A few rooms are spotless

But my own room is bare
Few of clothes scattered around the house or on the towel rails

Don't have a oven mitt either
Not painted most rooms etc
Don't know if I ever will

I don't honestly see anything majorly wrong with what you have described
And bit by bit can you make lots of lovely changes

Just sharing xxxx

11ds · 03/07/2024 21:34

JennyfromtheBlok · 03/07/2024 21:27

You absolutely need to get a sofa if you have a lounge. This doesn’t sound important to you. But to most people (including your son possibly)
it’s really nice to have somewhere to completely relax on at the end of a day.

Only 1 towel? How often do you wash this?

I hope you have clean bedding and towels for your son.

please prioritise the above

@JennyfromtheBlok ds doesn’t stay in one place long enough to need a sofa. I am aware he will want one soon though.

yes all his things are clean. This is what I don’t understand about myself. I even wash his jellycats religiously.

as for my towel, I simply wash it every two days.

OP posts:
SummerInSun · 03/07/2024 21:35

But otherwise as he grows the state of the Ng s becomes the shameful secret he has to hide. He'll be too scared to have friends round in case they see it.
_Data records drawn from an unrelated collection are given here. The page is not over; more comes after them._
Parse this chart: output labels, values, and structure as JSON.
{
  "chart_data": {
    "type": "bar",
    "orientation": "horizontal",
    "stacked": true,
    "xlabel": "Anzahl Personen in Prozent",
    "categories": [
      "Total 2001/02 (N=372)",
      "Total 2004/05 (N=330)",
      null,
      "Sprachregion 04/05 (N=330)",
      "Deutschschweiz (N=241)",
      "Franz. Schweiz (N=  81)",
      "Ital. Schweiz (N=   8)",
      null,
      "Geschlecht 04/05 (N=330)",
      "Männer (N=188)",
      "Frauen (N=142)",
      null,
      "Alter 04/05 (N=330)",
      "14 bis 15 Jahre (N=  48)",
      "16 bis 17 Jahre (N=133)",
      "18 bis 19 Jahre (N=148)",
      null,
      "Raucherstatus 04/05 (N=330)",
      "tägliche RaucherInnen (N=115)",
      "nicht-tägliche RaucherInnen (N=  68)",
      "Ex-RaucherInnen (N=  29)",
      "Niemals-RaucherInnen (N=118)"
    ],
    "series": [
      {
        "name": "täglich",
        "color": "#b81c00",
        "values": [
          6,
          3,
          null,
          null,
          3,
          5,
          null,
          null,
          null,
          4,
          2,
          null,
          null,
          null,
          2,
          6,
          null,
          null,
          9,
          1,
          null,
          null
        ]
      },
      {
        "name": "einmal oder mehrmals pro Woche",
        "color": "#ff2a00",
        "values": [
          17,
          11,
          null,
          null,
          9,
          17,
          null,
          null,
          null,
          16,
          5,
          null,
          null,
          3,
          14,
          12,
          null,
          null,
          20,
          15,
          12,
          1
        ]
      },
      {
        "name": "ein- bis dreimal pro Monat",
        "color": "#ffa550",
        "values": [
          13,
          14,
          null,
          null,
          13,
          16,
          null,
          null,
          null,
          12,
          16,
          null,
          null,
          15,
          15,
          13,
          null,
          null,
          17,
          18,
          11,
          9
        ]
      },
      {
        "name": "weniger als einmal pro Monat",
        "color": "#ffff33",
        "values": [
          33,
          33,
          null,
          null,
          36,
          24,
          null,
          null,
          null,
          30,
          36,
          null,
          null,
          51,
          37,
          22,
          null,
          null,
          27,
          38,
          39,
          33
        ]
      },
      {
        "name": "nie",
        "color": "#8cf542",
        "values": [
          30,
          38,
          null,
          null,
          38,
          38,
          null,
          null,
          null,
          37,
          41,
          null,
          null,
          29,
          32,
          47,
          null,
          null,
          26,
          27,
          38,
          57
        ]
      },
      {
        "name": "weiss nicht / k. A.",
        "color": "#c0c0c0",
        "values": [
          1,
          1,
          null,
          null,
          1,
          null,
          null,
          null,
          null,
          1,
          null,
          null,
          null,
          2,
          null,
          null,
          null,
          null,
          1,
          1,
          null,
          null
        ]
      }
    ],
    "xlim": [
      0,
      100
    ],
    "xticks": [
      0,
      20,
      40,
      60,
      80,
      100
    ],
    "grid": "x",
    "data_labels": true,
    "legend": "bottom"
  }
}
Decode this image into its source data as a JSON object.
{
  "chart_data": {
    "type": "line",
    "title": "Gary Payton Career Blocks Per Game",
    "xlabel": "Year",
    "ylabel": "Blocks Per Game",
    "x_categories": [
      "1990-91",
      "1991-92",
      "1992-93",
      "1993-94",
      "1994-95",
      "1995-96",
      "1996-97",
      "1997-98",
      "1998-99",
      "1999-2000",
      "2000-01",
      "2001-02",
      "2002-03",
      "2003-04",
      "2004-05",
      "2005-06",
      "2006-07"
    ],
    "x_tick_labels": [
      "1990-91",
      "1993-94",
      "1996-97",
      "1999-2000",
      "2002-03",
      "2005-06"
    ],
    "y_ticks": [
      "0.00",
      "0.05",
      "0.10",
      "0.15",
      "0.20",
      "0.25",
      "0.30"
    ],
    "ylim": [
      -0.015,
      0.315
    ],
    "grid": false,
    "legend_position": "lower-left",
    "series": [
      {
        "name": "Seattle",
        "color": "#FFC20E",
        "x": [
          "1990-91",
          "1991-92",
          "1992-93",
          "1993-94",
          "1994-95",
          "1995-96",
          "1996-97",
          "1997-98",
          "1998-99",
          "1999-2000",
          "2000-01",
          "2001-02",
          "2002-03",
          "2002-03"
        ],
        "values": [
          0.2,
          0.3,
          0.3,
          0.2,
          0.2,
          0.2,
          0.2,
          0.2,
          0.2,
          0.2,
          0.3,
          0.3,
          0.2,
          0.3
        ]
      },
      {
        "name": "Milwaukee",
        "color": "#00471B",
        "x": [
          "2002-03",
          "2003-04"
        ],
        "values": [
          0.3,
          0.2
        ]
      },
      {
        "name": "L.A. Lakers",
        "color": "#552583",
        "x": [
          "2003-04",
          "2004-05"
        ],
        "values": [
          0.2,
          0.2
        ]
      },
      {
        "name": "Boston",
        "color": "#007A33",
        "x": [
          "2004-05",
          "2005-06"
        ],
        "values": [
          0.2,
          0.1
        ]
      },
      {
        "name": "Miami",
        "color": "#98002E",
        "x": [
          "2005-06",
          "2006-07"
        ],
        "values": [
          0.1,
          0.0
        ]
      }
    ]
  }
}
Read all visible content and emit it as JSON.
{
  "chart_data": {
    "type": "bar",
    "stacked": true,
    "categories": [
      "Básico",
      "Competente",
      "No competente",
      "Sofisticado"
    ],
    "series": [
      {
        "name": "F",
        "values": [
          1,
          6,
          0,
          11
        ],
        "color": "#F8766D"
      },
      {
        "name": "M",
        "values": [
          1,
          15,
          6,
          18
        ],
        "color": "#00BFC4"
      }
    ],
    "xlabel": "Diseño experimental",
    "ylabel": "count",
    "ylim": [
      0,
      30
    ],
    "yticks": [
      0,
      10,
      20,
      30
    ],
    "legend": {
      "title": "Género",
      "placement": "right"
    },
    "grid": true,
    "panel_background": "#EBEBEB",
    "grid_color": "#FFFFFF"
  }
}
You might want to read Truly Madly Guilty by Lianne Moriarty (who wrote Big Little Lies). There is a good portrayal in that of a women who grows up with a mother who slips into hoarding and the effect it has on her.

Gelasring · 03/07/2024 21:35

Are you the poster who often posts worrying about paying off the mortgage early/as soon as possible on your home despite earning well?

If so I do feel like you could possibly use some help.

Butterflyfern · 03/07/2024 21:36

11ds · 03/07/2024 21:31

@wellington77 no, as I said the house is very big and there are multiple rooms that are finished and warm and homely.

But if there's no sofa, where do you sit to have a cuddle together and read a book? Or watch some TV?